The problem is when you have to move away from a wired supply. The storage of electricity at a density anywhere near comparable with hydrocarbon fuel is looking increasingly like an intractable problem. Generations of major investment has upped power density by a factor of about 5 from classical lead-acid batteries. A further increase of a factor of 50 is needed when in fact we seem already to be into a curve of diminishing returns. Forget the politics - that is the reason we may never see a practical all-electric aircraft.

aviate1138
16th May 2013, 12:50
DHU
Electricity is Marxist? Now there is a new one for me.


The principle of using AGW CO2 as an excuse to tax us and to use scaremongering tactics to try and force us to scrap oil and gas and coal and use hideously expensive so called 'Renewables' to generate electricity will bring us to our knees. Pure Marxist tactics and deployed by James Hansen and Michael Mann at every opportunity. And all their grant grabbing cronies.

Reality will eventually win however.

Dont Hang Up
16th May 2013, 19:54
Pure Marxist tactics

Environ -mentalists are not quite the same as Marxists. Okay both may be left of centre politically but it's as well to know your target or you will hit the gap in-between. For example those who cannot decide if Obamacare is Fascist or Marxist tend not to be taken seriously and just convince the rest of the World that the American Right are confused idiots.

Pure Marxist tactics and deployed by James Hansen and Michael Mann
Michael Mann!! I used to love Miami Vice! And I never realised!

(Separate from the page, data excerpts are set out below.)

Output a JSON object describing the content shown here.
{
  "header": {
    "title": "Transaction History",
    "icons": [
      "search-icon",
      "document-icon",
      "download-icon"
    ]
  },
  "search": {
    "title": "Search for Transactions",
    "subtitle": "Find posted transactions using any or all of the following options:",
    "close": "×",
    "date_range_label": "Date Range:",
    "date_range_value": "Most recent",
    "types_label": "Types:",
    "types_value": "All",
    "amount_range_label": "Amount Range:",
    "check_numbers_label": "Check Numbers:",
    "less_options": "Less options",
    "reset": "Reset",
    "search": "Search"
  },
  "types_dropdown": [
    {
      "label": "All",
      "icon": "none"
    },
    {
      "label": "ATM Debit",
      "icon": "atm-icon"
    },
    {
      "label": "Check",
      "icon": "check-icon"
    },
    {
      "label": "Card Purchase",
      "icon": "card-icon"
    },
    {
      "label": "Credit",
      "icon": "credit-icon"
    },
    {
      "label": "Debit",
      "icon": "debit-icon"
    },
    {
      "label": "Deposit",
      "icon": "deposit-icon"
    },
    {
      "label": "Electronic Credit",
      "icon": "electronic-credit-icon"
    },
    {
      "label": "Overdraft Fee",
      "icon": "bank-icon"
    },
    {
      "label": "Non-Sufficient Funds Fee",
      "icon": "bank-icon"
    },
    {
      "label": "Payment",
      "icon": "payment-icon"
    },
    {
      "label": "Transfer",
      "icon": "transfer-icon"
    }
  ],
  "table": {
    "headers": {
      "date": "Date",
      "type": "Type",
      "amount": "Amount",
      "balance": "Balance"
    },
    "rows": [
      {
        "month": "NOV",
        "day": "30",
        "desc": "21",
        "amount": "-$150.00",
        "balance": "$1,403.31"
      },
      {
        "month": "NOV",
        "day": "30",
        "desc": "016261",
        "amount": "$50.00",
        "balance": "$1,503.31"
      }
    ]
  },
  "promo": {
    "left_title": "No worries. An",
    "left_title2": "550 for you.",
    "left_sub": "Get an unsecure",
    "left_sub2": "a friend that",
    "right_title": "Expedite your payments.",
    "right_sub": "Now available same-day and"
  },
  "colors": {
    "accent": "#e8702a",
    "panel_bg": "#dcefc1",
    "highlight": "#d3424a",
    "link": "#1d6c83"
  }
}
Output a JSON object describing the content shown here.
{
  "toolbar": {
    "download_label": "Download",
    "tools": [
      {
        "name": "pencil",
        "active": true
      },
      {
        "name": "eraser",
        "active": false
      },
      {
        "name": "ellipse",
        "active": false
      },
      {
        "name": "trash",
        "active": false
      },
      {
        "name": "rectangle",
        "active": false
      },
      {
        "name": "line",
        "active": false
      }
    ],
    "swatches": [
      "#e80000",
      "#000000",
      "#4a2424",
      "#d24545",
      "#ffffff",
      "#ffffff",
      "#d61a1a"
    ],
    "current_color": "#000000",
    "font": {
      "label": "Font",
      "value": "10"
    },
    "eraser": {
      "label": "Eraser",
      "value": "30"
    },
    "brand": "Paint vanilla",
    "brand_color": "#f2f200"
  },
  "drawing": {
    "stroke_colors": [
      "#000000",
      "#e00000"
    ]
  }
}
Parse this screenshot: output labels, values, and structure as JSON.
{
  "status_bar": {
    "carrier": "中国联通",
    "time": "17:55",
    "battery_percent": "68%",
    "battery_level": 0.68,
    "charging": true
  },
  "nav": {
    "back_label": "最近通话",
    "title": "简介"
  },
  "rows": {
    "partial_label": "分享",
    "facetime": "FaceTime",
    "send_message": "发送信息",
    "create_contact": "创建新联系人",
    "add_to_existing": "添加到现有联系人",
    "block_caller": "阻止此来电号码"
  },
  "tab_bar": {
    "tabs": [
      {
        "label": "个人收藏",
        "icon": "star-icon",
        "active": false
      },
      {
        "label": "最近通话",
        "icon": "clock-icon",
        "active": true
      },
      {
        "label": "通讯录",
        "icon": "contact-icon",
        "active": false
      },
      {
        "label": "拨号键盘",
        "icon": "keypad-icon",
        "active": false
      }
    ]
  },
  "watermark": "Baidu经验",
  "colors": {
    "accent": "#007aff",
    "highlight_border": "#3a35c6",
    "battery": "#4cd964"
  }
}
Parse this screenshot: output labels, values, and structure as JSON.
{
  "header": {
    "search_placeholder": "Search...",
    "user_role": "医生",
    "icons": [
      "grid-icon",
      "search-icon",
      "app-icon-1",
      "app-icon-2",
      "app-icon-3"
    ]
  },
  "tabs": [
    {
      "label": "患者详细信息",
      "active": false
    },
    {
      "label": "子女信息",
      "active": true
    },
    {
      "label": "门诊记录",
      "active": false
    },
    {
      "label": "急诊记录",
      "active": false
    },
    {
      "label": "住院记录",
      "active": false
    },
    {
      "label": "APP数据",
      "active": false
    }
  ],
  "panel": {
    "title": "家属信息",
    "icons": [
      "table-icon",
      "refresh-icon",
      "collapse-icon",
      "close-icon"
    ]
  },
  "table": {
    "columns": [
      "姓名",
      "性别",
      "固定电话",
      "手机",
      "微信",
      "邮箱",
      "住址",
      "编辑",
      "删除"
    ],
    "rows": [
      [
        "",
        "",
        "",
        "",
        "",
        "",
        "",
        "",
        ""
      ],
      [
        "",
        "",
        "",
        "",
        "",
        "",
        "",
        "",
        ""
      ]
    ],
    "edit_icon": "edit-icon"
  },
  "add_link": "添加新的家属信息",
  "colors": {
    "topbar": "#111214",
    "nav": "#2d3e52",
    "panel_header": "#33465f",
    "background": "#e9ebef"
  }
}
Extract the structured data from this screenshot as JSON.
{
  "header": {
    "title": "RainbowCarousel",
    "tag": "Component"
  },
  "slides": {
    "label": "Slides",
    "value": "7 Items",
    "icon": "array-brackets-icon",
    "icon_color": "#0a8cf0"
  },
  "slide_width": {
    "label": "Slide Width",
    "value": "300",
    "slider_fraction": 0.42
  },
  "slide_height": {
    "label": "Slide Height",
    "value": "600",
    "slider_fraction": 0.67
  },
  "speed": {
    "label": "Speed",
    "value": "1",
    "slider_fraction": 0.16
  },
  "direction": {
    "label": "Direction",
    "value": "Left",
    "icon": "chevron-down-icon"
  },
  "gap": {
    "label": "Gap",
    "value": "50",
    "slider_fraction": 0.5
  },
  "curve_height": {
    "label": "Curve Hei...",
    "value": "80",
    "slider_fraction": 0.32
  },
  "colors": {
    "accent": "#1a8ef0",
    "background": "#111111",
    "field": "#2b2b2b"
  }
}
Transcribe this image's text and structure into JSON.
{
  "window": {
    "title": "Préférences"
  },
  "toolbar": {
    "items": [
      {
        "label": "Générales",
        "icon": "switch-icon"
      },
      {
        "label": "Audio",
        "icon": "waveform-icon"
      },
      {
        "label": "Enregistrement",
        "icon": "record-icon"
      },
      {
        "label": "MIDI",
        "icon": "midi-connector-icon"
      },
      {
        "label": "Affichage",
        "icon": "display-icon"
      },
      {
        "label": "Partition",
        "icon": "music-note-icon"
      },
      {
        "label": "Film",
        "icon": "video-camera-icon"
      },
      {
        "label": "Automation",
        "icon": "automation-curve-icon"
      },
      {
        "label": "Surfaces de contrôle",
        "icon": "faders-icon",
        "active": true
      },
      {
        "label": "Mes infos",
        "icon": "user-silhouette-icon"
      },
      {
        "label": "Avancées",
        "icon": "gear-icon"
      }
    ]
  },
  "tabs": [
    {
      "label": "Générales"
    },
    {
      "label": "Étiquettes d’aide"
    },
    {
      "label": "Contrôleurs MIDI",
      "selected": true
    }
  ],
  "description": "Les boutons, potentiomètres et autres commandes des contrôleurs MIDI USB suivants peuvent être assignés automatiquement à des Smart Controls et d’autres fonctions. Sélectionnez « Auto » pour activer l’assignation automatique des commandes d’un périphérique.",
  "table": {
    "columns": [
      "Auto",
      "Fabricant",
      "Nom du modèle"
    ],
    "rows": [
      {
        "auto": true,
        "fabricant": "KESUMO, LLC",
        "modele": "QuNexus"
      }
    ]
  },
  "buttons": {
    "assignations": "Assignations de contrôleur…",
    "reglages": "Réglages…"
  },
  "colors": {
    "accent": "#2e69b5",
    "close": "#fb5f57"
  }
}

Reality will eventually win however.
The oil and gas will run out eventually. And, putting politics to one side, it may be worth having a few ideas up our sleeve for our grandchildren.

aviate1138
16th May 2013, 21:56
DHU

Marxism's environmental legacy | SocialistWorker.org
socialistworker.org/2011/10/06/marxisms-environmental-legacy‎
Marxism's environmental legacy. Dan Sharber looks at the deep connections between Marxist thought and environmentalism. October 6, 2011.

One of many links

MG23
17th May 2013, 06:01
The oil and gas will run out eventually.

I remember as a kid in the seventies the usual suspects were telling us that the oil would run out before the end of the century. One day in the distant future it will, but by then we'll have much better power sources than lithium batteries: indeed, we'll probably have an airliner powered by nuclear fusion before we have one powered by batteries.